Kaffeebecher, Taschentücher, Unrat, aber auch gebrauchte Kondome finden sich des Morgens entlang der Kammerforststraße
Kaffeebecher, Taschentücher, Unrat, aber auch gebrauchte Kondome finden sich des Morgens entlang der Kammerforststraße | Foto: pr
IMG-20160926-WA0005

Hinterlassenschaften beschäftigen auch die Stadt

Die Hinterlassenschaften der Freier und Prostituierten beschäftigen die Stadtverwaltung schon lange. Den Straßenstrich mit all seinen Problemen hätte man dort lieber heute als morgen verbannt, wie der neue Bürgermeister Andreas Glaser auf BNN-Nachfrage erklärt. Ihm liegen zwei Beschwerdebriefe vor, die das Müllproblem anprangern.

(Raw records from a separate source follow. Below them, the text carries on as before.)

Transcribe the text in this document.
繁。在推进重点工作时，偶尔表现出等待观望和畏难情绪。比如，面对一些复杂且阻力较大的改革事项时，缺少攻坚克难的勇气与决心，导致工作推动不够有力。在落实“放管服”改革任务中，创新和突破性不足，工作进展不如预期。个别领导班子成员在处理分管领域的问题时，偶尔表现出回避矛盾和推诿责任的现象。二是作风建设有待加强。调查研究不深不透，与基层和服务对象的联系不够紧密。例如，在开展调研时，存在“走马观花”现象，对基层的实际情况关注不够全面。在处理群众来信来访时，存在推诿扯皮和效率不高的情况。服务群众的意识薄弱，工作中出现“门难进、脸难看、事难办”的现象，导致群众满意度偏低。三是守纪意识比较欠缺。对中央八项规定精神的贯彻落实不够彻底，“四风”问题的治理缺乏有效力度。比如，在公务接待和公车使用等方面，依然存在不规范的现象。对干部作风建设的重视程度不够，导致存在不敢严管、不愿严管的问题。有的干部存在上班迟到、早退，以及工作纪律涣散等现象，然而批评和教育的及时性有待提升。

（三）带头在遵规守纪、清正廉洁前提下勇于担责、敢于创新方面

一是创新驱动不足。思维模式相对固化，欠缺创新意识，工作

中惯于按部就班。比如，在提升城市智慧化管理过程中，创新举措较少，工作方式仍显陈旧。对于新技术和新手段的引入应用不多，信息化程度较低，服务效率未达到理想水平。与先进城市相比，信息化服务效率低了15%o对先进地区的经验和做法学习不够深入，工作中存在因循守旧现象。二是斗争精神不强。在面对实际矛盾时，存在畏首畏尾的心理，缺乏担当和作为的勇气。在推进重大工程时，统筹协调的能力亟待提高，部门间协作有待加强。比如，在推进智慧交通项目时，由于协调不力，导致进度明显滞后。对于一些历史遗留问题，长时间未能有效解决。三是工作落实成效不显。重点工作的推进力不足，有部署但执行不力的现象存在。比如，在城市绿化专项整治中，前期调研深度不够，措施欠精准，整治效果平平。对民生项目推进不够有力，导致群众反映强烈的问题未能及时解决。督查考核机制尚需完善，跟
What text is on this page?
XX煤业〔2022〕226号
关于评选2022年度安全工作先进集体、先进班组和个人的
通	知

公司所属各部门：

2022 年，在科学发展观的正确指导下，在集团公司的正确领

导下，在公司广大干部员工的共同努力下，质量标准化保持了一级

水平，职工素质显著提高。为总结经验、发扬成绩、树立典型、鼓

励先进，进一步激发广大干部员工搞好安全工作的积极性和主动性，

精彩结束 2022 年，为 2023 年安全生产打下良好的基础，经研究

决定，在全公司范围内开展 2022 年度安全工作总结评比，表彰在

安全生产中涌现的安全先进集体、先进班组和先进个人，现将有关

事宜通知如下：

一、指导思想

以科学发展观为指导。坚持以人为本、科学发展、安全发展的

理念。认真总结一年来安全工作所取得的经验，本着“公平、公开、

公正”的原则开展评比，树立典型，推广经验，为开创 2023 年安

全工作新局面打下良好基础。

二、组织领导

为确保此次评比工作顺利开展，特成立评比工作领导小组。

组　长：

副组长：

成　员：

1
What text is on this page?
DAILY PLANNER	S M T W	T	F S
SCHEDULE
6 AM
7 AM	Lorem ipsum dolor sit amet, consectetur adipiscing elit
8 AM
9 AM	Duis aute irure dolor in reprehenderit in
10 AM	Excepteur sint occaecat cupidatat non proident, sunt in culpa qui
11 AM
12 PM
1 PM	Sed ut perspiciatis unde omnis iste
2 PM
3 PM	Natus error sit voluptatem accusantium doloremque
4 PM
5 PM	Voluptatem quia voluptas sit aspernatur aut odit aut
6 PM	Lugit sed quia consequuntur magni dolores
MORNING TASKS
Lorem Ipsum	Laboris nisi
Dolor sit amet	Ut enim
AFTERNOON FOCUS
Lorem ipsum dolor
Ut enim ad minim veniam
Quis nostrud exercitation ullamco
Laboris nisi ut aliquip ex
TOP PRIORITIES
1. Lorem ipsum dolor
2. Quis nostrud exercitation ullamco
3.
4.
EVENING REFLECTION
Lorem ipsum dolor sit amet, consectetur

Man müsste Verursacher auf frischer Tat ertappen

Doch das städtische Ordnungsamt, das in Glasers Dezernat liegt, ist ziemlich machtlos, was das Thema angeht. „Man müsste die Verursacher des Mülls quasi auf frischer Tat ertappen“, so Glaser. Private Grundstückseigentümer können freilich verlangen, dass die Prostituierten nicht auf ihrem Grundstück stehen. Dass Freier, Zuhälter oder die Prostituierten ihren Müll hinterlassen, dagegen helfe auch das Aufstellen von Mülleimern nichts, so Glaser. Zu diskutieren wäre höchstens, ob man sich städtischerseits um die Reinigung kümmern müsste.

Keine Dekoration für die Stadt

Im Grunde ist ihm und auch der Stadtverwaltung das Thema generell ein Dorn im Auge. „Natürlich ist das keine Dekoration für die Stadt“, so Glaser. Man habe sich in der Vergangenheit schon bemüht, die Straßenprostitution zu verbannen – vergeblich. „Der Aktenordner ist prall gefüllt.“
Seitdem das Thema virulent wurde, etwa im Jahr 2013, habe die Stadt versucht, einen Sperrbezirk einzurichten, in dem die Prostitution verboten ist, erklärt Glaser. Geht eine Gefahr und Störung der Sicherheit und Ordnung aus?, so lautet die Voraussetzung für die Errichtung eines Sperrbezirks, erklärt Glaser. Das reine Müllproblem reiche dafür nicht aus.
Neben der Kammerforststraße stehen die Prostituierten etwa in der Heidelberger Straße in Richtung Ubstadt. Auch der Polizei seien die Angebote der Frauen ein Dorn im Auge. Personenkontrollen ergaben aber bislang offenbar keine Beanstandungen.